②魅力的な案件に投資すれば安定的利益が続く
運用期間が長ければ新しい案件を探す回数も少なくなるため、魅力の薄い案件に投資してしまうリスクも低くなり、安定して利益を得ることが期待できます。

運用期間が長いことのデメリット

①運用期間が長くなるとリスクも高くなる
運用期間が長くなると、運用中に投資環境の変化などが起きて影響を受ける可能性が高くなります。短期運用型であれば影響が軽微なうちに期間満了を迎えられるかもしれません。しかし運用期間が長いと影響を直に受けてしまう可能性もあるでしょう。

②資金の流動性が低くなる
長期運用型では、資金の流動性の低さがデメリットになります。運用期間中に他の魅力的な案件を見つけても原則解約できないため、資金移動は現実的ではありません。追加資金がなければ魅力的な案件を見つけても行動を起こせないため、機会損失となる可能性があります。

運用期間の短いファンドが多い会社

・Rimple(リンプル)

Rimple
引用:Rimple

東京23区のマンションかつ運用期間が6ヵ月の案件が多い傾向です。現金だけでなく各種ポイントシステムからポイントを移行して投資資金に充当することができます。

・Jointoα(ジョイントアルファ)

Jointoα
引用:Jointoα

多くの不動産クラウドファンディングの最低投資額は1万円ですが、Jointoαは最低投資額が10万円です。案件の運用期間は、6~12ヵ月が多くなっています。

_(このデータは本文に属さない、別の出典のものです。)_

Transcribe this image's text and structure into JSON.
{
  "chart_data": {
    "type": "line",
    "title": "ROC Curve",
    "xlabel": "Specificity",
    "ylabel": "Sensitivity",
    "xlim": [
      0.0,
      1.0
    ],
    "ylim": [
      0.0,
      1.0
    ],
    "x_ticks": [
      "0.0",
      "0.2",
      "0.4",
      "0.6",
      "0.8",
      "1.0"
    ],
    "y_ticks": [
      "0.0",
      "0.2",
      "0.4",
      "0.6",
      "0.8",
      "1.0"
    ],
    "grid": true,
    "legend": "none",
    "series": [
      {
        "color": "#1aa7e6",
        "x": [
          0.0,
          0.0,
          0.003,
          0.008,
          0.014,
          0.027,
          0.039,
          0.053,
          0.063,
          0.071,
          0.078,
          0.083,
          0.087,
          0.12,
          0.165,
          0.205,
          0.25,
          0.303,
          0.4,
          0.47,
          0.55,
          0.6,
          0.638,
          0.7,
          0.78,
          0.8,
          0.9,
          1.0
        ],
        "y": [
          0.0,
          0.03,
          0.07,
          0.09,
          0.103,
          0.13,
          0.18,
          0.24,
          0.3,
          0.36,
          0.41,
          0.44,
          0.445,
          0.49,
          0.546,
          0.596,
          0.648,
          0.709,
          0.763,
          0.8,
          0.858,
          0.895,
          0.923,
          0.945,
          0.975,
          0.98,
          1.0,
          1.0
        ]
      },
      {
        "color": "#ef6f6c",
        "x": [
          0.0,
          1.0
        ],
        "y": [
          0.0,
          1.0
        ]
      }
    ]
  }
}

大手ゼネコンの穴吹工務の系列会社ということもあり、運用物件は全国各地にまたがっておりリスクの分散性にも優れています。

・ONIGIRI Funding(おにぎり ファンディング)

ONIGIRI Funding

最短3ヵ月の案件があるなど短期運用型案件を中心に運用している事業者です。案件の募集金額も数百万円という小規模なものが多いため満額に達しやすいでしょう。また投資額が少ないため、総じて期待利回りが高いことも特徴の一つです。

運用期間の長いファンドが多い会社

・BATSUNAGU(バツナグ)

BATSUNAGU
引用:BATSUNAGU

運用期間は、最短6ヵ月のものがありますが1~2年の案件が中心です。SDGs(持続可能な開発目標)を意識した案件が多いなどクラウドファンディングが持つ役割の一つ「社会貢献性の強い案件」が多く見られます。

・COZUCHI(コヅチ)

COZUCHI
引用:COZUCHI

長期運用型だけではなく、2ヵ月など短い案件~7年に及ぶものまで幅広いラインナップが特徴です。利回りは、総じて高めで多くの案件が満額達成となり、なかには1,000%超の達成率になっている案件もあります。

・TSON(ティーソン)

TSON
引用:TSON

独自開発AIによって選定した運用物件ごとに案件が組成されています。「キャピタル型」「インカム型」「インカム重視型」の3つに案件を分類しており、インカム型の運用期間は最短でも3年、長いものだと10年です。

まとめ

不動産クラウドファンディングの運用期間の長短は、それぞれにメリットとデメリットがあります。なお運用期間の長短については、「どちらが優れている」という比較ではなく、投資家自身の好みや資金事情によって最適な運用期間を選ぶのが本筋です。本稿で紹介した運用期間が長い案件、短い案件のそれぞれを主力とする6つの運用会社を参考に投資先を選んでみてはいかがでしょうか。